The area of your brain that lights up when you're physically hurt is the same area that lights up when you suffer “social rejection.”
DeWall’s study supports this idea. According to brain imaging, the pain pills dimmed the activity in these overlapping areas of the mind, reducing participants’ ability to process social pain.
In one study, participants were excluded from a game. "People knew they were getting left out [of the game], it just didn't bother them as much," DeWall tells NPR.
In another part of the study, to test the effects of the pain pills, participants were given either Tylenol or a placebo pill for three weeks. None of the participants knew which one they were given. They carried on with their daily lives in the cruel world. Then, every night, they completed a Hurt Feelings Scale to measure the emotional pain they experienced throughout the day.

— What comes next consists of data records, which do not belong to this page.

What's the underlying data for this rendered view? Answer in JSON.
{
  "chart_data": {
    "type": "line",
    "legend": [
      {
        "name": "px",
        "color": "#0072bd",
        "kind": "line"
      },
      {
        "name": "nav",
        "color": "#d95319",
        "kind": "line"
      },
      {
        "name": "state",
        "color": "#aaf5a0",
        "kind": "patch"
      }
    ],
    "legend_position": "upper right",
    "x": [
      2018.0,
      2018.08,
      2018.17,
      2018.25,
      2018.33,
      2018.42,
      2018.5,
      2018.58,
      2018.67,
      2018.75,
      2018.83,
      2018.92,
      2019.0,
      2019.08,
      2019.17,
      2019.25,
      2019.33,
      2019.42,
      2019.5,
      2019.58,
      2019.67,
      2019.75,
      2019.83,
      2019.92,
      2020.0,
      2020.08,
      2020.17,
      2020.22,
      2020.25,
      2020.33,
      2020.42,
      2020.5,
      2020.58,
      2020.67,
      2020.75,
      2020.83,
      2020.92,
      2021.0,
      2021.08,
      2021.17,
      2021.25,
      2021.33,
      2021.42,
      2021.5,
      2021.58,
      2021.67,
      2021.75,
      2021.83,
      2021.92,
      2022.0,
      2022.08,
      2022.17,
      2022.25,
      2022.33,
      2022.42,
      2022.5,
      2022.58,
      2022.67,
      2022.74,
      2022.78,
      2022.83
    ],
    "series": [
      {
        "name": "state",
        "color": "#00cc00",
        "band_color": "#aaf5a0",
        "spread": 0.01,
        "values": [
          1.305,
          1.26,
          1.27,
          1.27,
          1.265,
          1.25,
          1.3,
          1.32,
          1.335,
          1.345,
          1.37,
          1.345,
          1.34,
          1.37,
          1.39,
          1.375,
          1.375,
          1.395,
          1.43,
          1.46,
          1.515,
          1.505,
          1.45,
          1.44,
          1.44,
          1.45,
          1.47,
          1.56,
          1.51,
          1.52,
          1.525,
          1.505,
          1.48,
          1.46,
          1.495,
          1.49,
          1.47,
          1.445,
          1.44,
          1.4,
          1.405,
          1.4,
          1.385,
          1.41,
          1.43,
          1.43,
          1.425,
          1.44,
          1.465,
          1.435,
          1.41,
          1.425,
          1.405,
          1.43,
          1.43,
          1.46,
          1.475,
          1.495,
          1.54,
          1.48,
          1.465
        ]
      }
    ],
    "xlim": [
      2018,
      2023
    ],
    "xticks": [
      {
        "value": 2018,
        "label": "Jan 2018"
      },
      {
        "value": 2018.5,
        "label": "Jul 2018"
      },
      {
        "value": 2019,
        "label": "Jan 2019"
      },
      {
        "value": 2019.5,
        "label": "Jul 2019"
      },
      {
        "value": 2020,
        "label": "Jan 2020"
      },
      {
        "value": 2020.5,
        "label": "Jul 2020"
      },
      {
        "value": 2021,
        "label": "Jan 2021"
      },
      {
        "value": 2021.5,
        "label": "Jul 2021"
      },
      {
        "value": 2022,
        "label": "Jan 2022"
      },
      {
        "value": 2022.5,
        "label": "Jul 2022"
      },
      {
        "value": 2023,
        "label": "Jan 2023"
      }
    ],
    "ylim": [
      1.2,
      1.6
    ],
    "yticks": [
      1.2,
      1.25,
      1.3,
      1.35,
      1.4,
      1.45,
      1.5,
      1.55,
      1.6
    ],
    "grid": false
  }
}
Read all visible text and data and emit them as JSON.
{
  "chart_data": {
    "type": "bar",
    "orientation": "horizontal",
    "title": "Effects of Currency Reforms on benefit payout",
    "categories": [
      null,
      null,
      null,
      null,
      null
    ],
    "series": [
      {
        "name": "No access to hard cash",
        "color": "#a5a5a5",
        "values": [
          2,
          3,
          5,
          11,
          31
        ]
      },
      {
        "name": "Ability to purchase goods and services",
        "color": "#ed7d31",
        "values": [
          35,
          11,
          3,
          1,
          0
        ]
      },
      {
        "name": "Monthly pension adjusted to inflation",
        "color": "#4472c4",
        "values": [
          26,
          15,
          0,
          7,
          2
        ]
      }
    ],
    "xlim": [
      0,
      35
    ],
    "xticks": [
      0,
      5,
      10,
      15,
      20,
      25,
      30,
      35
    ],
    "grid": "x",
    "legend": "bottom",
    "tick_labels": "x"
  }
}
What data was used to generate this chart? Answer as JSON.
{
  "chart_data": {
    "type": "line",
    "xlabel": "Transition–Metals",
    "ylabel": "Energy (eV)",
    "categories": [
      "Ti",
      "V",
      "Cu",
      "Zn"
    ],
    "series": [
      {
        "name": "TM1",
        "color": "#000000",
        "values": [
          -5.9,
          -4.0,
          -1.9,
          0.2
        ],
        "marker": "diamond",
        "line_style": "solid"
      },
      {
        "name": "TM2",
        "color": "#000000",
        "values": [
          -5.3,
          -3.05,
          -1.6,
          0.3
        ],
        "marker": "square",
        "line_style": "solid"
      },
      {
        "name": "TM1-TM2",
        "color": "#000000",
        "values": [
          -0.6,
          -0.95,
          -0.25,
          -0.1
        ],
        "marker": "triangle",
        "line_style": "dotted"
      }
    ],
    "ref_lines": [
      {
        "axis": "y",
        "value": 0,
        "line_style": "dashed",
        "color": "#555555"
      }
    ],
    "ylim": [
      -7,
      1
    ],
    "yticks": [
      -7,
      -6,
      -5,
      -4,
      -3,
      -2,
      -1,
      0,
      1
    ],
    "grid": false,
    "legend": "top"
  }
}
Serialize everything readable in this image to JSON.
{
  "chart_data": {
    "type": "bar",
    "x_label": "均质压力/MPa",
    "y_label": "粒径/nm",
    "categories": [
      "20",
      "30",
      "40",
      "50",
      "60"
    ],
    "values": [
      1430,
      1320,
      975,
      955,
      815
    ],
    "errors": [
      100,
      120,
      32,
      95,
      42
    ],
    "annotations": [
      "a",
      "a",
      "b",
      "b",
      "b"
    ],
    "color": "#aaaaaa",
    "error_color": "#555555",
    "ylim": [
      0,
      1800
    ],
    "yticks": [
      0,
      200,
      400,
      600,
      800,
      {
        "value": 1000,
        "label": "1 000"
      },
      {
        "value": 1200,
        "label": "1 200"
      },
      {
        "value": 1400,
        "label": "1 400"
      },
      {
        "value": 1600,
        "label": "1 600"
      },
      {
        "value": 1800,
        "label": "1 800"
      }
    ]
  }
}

Participants on pain meds ended up reporting fewer instances of social pain.
This isn’t the first time we’ve heard that painkillers can diminish our sensitive side. Previous studies have shown that people taking acetaminophen experience reduced empathy, too.
It seems the painkiller numbs your social senses, making you less concerned about what other people think and feel. That might make you look like an emotionally-detached asshole. On the other hand, it might help with the soul-crushing pain of a break-up.
Of course, no one will recommend choking down a bottle of Tylenol every time some punk plays with your heart. Your mildly dulled pain won’t make the liver failure worthwhile. Try swiping through 6,000 Tinder profiles and having some filthy rebound sex, instead.